Fair Algorithms for Learning in Allocation Problems
Hadi Elzayn, Shahin Jabbari, Christopher Jung, Michael Kearns, Seth Neel, Aaron Roth, Zachary Schutzman
Settings such as lending and policing
can be modeled by a centralized agent allocating a scarce
resource (e.g. loans or police officers) amongst several groups,
in order to maximize some objective (e.g. loans given that are repaid, or
criminals that are apprehended).
Often in such problems fairness is also a concern. One natural
notion of fairness, based on general principles of equality of opportunity,
asks that conditional on an individual being a candidate for the
resource in question, the probability of actually receiving it is approximately independent
of the individual's group. For example, in lending this would mean that equally
creditworthy individuals in different racial groups have roughly equal chances of
receiving a loan. In policing it would mean that two individuals committing the same
crime in different districts would have roughly equal chances of being arrested.
In this paper we formalize this general notion of fairness for allocation problems,
and investigate its algorithmic consequences. Our main technical results
include an efficient learning algorithm that converges to an optimal fair allocation
even when the allocator does not know the frequency of candidates
(i.e. creditworthy individuals or criminals) in each group. This algorithm operates in a
censored feedback model in which only the number of candidates who received the resource in a
given allocation can be observed, rather than the true number of candidates in each group. This
models the fact that we do not learn the creditworthiness of individuals we do not give loans to,
and do not learn about crimes committed if the police presence in a district is low.

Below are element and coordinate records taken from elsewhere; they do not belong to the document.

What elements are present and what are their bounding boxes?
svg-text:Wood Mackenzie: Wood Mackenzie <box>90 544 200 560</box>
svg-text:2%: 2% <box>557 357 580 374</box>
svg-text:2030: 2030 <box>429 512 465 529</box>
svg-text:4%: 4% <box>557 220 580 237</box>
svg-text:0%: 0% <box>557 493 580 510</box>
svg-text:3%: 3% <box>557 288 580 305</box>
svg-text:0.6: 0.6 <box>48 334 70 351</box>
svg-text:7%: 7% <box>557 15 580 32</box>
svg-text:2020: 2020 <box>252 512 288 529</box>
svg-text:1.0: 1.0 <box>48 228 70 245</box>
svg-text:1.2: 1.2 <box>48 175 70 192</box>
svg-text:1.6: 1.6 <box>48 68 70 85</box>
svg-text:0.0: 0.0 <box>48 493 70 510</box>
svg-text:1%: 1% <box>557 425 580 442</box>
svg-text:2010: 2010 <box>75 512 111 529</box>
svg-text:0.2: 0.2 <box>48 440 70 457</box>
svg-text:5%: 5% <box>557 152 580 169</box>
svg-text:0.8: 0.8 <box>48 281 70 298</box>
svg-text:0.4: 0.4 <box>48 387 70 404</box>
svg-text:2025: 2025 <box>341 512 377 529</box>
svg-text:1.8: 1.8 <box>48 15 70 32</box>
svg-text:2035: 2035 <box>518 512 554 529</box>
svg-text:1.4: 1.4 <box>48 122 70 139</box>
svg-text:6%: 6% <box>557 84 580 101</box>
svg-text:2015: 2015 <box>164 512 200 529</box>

As an application of our framework and algorithm,
we consider the predictive policing problem, in which the resource being
allocated to each group is the number of police officers assigned to each district.
The learning algorithm is trained on arrest
data gathered from its own deployments on previous days,
resulting in a potential feedback loop that our algorithm provably overcomes.
In this case, the fairness constraint asks that
the probability that an individual who has committed a crime
is arrested should be independent of the district in which they live.
We empirically investigate the performance of our learning algorithm on the Philadelphia Crime Incidents dataset.